Wednesday, July 27, 2011

Orchids in Bloom

Lady slippers surrounding a rotting stump
The mere sight of a lady’s slipper takes your breath away, but when you become aware of their germination process, and what it takes to produce a plant, they become even more of a wonder. According to Jack Sanders in The Secrets of Wildflowers, the seed of a lady’s slipper is extremely small, and has no food to provide it with sustenance. However, there is a certain fungus, Rhizoctonia, which can digest the outer cells of a lady’s slipper’s seeds. If this fungus and a lady’s slipper seed come in contact with each other, and if the fungus digests the outer cells of the seed but not the inner cells, and if the inner cells absorb some of the fungus’s nutrients that it obtained from the soil then germination may take place. Given all these ifs, it’s a wonder that there are as many of these beauties in our woodlands as there are!

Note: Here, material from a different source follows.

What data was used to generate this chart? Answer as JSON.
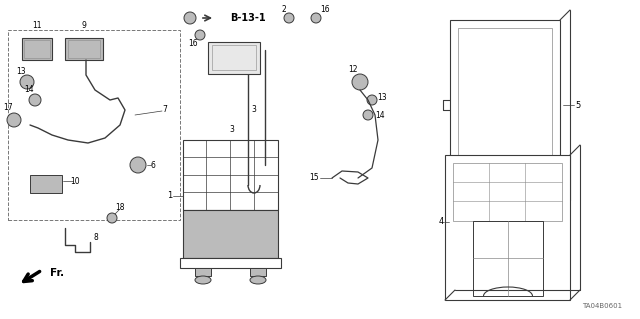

I was lucky enough to stumble upon a patch of these surrounding a rotting stump in the rural woods in Maine. In this area these orchids begin to flower in late may and only last for 3 weeks at the most before the moccasin shaped flower withers and falls off, or is eaten by a white tail deer; a delicacy for them I guess. Due to it's rarity it is protected in most areas, and rightly so as it is quite a treat to stumble upon such beauty on the forest floor.